Dr. des. Gawan Fagard

Former Doctoral Student

Thesis Title

Contemplative attention to moving images. Profanations of the sacred in film and video.

(completed in 2017)

Abstract

Throughout the course of the history of art, debates whether the image can have the power and depth of the sacred are recurrent in almost every tradition and time-period. In fact, an argument can be made that images ontologically are an instance of the sacred, as they have the potential to evoke presence. This study aims to address questions of the sacred in images both as a philosophical and as a medial question, ultimately aiming to specifically deal with moving images both in film and video (since they are increasingly seen as a replacement or an expansion of more traditional media of art such as painting and sculpture).

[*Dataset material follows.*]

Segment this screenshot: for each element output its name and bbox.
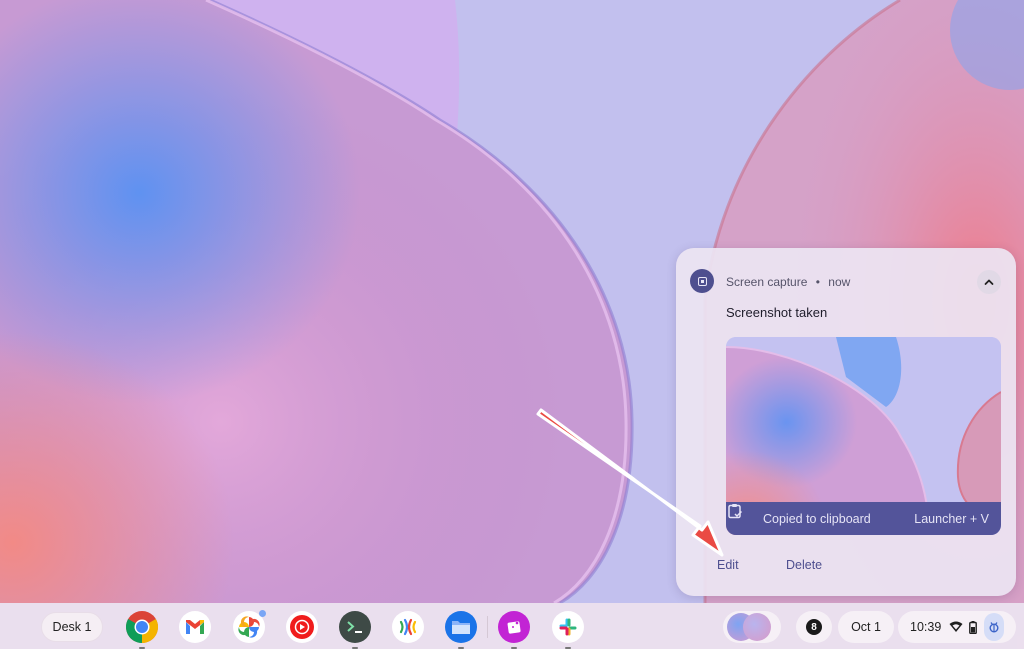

Oscillating between philosophical phenomenology on the one hand, and theories of an embodied experience of visuality both in a liturgical and in a cinematic context, I aim to address this compelling question that moved many artists and filmmakers: Beyond any religious narrative or representation, what aesthetical and/or materialist qualities are responsible for the evocation of depth of the sacred in moving images?
           This question lies at the very basis of the work of the Russian filmmaker Andrei Tarkovsky, and touches upon issues at stake in the work of Robert Bresson, Carl Dreyer and Pier Paolo Pasolini, followed by more contemporary filmmakers such as Bruno Dumont, Nuri Bilge Ceylan, Bela Tarr and Carlos Reygadas. However, it is my claim that the sacred can act most pertinently as a critical concept to address moving images in the context of artist films and video installations today. Not only due to its attention to specific spatiality, but also for its intrinsic cinematographic potential, the artist’s moving image increasingly offers an occasion for contemplative visuality and even visual devotion. Ranging over the work of experimental filmmakers such as Nathaniel Dorsky, Bill Viola, Ben Rivers and visual artists such as David Claerbout, Marcel Broodthaers, Marine Hugonnier and many others, this study intends to both develop a philosophical framework for understanding sacred visuality today as well as to propagate the concept of the sacred as a critical tool for understanding contemporary image culture.